His wife pleaded guilty to one count of wire fraud. She had been facing five counts of wire fraud and prohibited monetary transactions.

A title agent who was included in the original indictment was later dropped from the case, but two others involved with the Luczaks went on to enter guilty pleas.

Sandra Mainardi, a New Jersey resident who helped process loan applications with the Luczaks for 100 percent financing of inflated sales prices, pleaded guilty last month to one count of wire fraud.

Alex Nelson Gonzalo, a former Cape Coral police officer and real estate agent, pleaded guilty earlier this year to accessing an FBI database without authorization. He was licensed in Florida as a real estate sales associate in November 2005, the same month that Ronald and Lisa Luczak set up their companies in the state, and the initial criminal complaint described Gonzalo as someone who helped the Luczaks locate the properties. Gonzalo’s real estate license has since expired.

There is no record of either Lisa or Ronald Luczak holding a real estate or mortgage broker’s license in Florida.

When Ronald Luczak was arrested in late 2006, the significance of the fact that he had faced fraud charges before came out in an early detention hearing in the case.

A transcript of the hearing shows that David Haas with the U.S. Attorney’s Office described the earlier stock fraud case in New York as “strikingly similar” to the current real estate fraud case in Florida.

“The defendant was involved in a scheme where stocks were being overrepresented in value … which is exactly what was being done here, where prices of houses were being overstated,” he said. “So, some people learn from their mistakes and some people get more savvy from their mistakes.”
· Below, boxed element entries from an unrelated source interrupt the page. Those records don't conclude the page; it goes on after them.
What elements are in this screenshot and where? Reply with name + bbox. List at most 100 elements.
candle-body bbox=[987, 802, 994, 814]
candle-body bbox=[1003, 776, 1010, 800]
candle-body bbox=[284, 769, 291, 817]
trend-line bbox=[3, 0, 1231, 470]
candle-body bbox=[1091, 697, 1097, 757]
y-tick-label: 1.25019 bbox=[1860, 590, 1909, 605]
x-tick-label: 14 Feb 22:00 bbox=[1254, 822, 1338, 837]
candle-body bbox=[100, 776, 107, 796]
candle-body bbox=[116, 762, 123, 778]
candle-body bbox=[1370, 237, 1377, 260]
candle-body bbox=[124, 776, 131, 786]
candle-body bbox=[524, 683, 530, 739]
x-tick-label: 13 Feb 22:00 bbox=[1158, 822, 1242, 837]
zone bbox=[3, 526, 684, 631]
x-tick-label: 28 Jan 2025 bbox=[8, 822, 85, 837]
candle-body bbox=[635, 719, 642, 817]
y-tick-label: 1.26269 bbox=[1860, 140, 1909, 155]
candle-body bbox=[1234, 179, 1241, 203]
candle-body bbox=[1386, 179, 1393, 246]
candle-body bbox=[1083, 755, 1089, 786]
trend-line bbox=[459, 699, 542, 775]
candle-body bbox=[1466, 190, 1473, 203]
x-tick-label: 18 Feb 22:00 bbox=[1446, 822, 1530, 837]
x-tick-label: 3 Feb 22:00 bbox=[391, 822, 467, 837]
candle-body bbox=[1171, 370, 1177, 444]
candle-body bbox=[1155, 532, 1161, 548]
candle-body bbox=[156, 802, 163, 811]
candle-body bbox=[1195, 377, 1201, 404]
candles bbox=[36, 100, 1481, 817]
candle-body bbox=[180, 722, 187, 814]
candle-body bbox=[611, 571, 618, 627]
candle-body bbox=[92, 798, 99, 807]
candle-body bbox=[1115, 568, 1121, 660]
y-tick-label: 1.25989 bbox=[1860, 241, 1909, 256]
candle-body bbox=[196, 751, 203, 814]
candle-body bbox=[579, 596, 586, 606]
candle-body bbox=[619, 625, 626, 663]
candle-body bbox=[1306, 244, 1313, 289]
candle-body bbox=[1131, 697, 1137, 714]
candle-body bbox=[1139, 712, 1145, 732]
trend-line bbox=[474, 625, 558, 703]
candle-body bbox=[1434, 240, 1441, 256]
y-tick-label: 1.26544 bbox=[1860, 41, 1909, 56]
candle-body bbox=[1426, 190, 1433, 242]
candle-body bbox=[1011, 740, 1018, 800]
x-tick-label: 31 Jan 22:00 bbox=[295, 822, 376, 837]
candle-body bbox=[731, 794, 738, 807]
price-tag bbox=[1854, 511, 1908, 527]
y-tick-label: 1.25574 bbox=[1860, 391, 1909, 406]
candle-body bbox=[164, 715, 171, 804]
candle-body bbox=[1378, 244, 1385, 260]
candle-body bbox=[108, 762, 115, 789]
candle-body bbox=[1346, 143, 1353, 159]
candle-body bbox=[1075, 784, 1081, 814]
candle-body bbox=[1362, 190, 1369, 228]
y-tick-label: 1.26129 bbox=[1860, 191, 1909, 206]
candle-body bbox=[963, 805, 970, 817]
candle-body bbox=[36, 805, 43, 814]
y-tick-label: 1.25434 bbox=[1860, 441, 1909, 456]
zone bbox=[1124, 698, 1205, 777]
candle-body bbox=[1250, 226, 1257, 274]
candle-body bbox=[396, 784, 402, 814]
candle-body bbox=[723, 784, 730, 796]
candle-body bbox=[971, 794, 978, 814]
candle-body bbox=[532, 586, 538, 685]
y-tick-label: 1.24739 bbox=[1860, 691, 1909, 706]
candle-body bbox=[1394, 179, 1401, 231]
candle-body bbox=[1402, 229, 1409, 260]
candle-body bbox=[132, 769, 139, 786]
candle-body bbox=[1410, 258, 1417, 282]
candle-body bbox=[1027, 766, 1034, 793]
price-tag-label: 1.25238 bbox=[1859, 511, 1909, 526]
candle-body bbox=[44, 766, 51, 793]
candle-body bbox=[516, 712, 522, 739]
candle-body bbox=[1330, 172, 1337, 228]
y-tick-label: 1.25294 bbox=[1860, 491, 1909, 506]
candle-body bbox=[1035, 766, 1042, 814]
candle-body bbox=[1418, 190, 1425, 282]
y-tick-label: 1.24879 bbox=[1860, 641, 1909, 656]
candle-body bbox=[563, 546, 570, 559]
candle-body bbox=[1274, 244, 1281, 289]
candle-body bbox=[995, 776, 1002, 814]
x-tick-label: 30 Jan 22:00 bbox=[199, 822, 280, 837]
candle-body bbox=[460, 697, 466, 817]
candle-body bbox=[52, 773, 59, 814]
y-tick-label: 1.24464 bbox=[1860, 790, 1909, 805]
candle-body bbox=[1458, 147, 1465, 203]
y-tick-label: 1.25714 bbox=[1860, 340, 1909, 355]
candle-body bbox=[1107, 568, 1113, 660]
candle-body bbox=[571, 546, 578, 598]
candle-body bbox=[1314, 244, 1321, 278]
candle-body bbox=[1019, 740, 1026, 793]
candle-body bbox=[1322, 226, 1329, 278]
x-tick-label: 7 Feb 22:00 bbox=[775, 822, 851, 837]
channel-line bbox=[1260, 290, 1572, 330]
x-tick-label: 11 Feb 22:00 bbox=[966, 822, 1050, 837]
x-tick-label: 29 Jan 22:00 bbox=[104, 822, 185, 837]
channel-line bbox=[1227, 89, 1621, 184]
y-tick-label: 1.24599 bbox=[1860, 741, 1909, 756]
In New York, Luczak had been working at a small brokerage house, and allowed others at the business to use his license to sell securities. In the resulting federal cause, he pleaded guilty to a count of conspiracy to commit securities fraud. Others arrested in the case also faced money laundering charges and legal action from the Securities and Exchange Commission.

At the 2006 detention hearing, though, Luczak’s attorney at the time described Luczak’s role as very minimal.

“In that stock fraud case, this guy was a tiny little fish,” Robert Altchiler said.

He argued that in the new real estate fraud case if the deals in Cape Coral had been a scam, Luczak would have been caught sooner. He also said Luczak — a father of two and a churchgoer — was new to real estate; he would not have had anyone to teach him how to start a scam.

Both Lisa and Ronald Luczak are scheduled to be sentenced in December.

The Cape Coral home the couple bought in 2005 — and the only property in the county that remained in their name this year — was scheduled for a foreclosure sale the same morning that they made their guilty pleas in federal court.